門司区和布刈地区
2004年6月18日開設[2007年2月6日更新]
1 関門海峡 9 古城砲台跡
2 和布刈神社 10 壇ノ浦合戦絵巻
3 五輪塔等 11 明石予次兵衛塔
4 海事従事者慰霊碑 12 旧ノルウェー教会
5 唐人墓 13 戒・猿猴河童塚
6 関門トンネル 14 門司関
7 門司城跡 15 一の鳥居
8 門司城の門跡 -
1 関門海峡と関門橋
 本州と九州を隔てる関門海峡は、1日に4回、ほぼ6時間おきに潮の流れが変わり、潮流は最高10ノット(時速約18.5q)を超えることもあるため、古くから海の難所とされてきました。また、海峡は現在重要な国際航路として、1日平均700隻の船が往来していますが、古くは源平合戦等歴史的にも重要な場所となっております。

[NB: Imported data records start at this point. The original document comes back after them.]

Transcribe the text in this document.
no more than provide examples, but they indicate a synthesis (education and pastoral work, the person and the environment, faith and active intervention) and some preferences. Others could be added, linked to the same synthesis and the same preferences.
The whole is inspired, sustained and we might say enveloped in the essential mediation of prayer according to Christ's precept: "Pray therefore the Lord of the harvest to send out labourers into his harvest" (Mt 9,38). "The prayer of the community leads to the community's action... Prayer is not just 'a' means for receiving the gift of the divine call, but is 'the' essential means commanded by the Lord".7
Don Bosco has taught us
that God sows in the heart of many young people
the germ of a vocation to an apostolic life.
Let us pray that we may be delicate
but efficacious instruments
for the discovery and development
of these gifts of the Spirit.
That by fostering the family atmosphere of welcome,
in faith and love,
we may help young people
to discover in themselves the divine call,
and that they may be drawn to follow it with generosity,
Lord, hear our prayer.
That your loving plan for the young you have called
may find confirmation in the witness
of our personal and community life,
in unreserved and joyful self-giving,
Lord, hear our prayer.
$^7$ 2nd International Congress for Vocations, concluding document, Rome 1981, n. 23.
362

 関門橋は、昭和43年(1968年)中国縦貫自動車道と九州縦貫自動車道を結ぶ高速自動車道として着工し、昭和48年(1973年)に5年7ヵ月の歳月と約300億円の総事業費をかけ開通しました。全長は、1068m で、海面からの高さは61mもあります。

 下の2枚の写真は、「めかり第2展望台」から門司港地区を望む写真で、左側は1984年撮影のものでレトロ地区整備前のものです。
2 和布刈神社
 早鞆の瀬戸を望む九州最北端の神社で、門司区で最も古い神社です。
祭神 鵜葺草葺不合命
    日子穂穂手見命
    豊玉昆売命
    阿曇磯良命
由緒 神功皇后が新羅から帰還の折に、阿曇磯良の奇魂と幸魂を速門に鎮めたのが始まりと云われています。江戸時代までは隼人(早鞆)社、または速戸社と呼ばれていました。また旧暦元旦の未明干潮時に行われる和布刈神事(県指定無形民俗文化財)は大変有名です。
石灯篭(中)
 社殿前の階段下の海岸に置かれた灯篭で、旧門司の豪商永井力五郎(ながい りきごろう)氏の寄進によって建てられました。


石灯篭(右)
 社殿前に設置された灯篭で、細川忠興の寄進によって建てられたと云われています。
石灯篭(中)
 社殿前庭に設置された灯篭で、天明三年(1783年)の建立年と小笠原家の家紋三階菱が刻まれています。

石灯篭(右)
 細川忠興寄進と云われている灯篭の笠の接合部です。
3 五輪塔と句塚
五輪塔(中)
 和布刈神社から東側、関門海峡を望む海岸の岩の上にすえられている五輪塔。水輪と火輪のみしか残っていませんでした。


句塚(右)
 また、すぐ傍に句塚とともに、五輪塔の水輪のみが同様に海岸沿いにあります。

4 五輪塔と海事従事者慰霊碑
五輪塔(中)
 和布刈神社の東側、道路を越えた和布刈公園山裾の建物跡の敷地内にひっそりと置かれていました。一基は、一石五輪塔で、もう一基は、水輪と火輪のみの五輪塔です。

海事従事者慰霊碑(右)
 この碑は、第二次世界大戦中に関門海峡及びその周辺で殉職した、約三百人に余る無縁の人々を慰霊するもので、昭和21年旧門司の真光寺境内に建立されましたが、平成12年朝な夕な海峡を眺望できるこの地に戦争の悲惨さと平和を願う為移設されました。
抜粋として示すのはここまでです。